Hank Paulson's tour of the Middle East has taken on an unseemly quality as the Treasury Secretary has been effectively reduced to begging for both cash and relief from high oil prices.
"We are urging all oil-producing countries to open oil markets to foreign investment, which would support faster and more efficient growth," Paulson said, the WSJ reports.
Of course, Paulson can't take a hard line with OPEC because America has no energy policy and because we need foreign dollars to fund our deficit and help bail out ailing financial institutions.
"Among some sovereign-wealth-fund managers, our initiative has raised concerns that we are trying to limit the scope of their activities or release privileged information," Paulson said. "In fact, our purpose is just the opposite. [America] benefit[s] from sovereign-wealth-fund investments."
In a separate but definitely related development, Fed chairman Ben Bernanke gave a speech Tuesday morning in which he acknowledged: "The possibility that commodity prices will continue to rise is an important risk to the inflation forecast."

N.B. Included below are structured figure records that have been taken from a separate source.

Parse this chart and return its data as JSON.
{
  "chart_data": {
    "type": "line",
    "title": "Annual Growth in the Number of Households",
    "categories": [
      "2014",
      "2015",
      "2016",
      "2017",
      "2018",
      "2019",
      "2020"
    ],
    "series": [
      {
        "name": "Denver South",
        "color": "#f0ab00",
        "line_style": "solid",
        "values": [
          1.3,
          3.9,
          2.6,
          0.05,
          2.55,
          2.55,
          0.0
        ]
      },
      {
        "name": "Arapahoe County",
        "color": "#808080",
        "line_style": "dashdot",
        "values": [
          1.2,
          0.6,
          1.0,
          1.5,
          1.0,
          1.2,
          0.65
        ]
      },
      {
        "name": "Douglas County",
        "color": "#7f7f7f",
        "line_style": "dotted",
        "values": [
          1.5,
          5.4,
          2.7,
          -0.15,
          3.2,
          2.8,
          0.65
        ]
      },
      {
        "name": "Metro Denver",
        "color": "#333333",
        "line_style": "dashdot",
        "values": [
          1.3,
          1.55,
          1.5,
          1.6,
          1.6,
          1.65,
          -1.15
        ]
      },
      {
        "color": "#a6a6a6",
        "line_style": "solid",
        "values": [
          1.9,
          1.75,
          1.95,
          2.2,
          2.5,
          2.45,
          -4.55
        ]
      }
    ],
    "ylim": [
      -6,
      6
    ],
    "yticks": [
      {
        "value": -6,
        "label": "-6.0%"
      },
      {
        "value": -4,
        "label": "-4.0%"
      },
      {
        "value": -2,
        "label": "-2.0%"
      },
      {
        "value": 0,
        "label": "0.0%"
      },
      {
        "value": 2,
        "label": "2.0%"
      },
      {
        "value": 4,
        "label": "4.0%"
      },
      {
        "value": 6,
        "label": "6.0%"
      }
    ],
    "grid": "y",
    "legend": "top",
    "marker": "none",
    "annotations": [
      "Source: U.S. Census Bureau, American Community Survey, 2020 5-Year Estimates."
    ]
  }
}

What really has financial markets and Fed watchers aflutter today are Bernanke's uncharacteristically strong (for any Fed chief) statements about supporting the greenback: "We are attentive to the implications of changes in the value of the dollar for inflation and inflation expectations."
Of course, if Bernanke had paid a little closer attention to the dollar previously, Paulson might not have to be going hat in hand to our "friends" in the Middle East.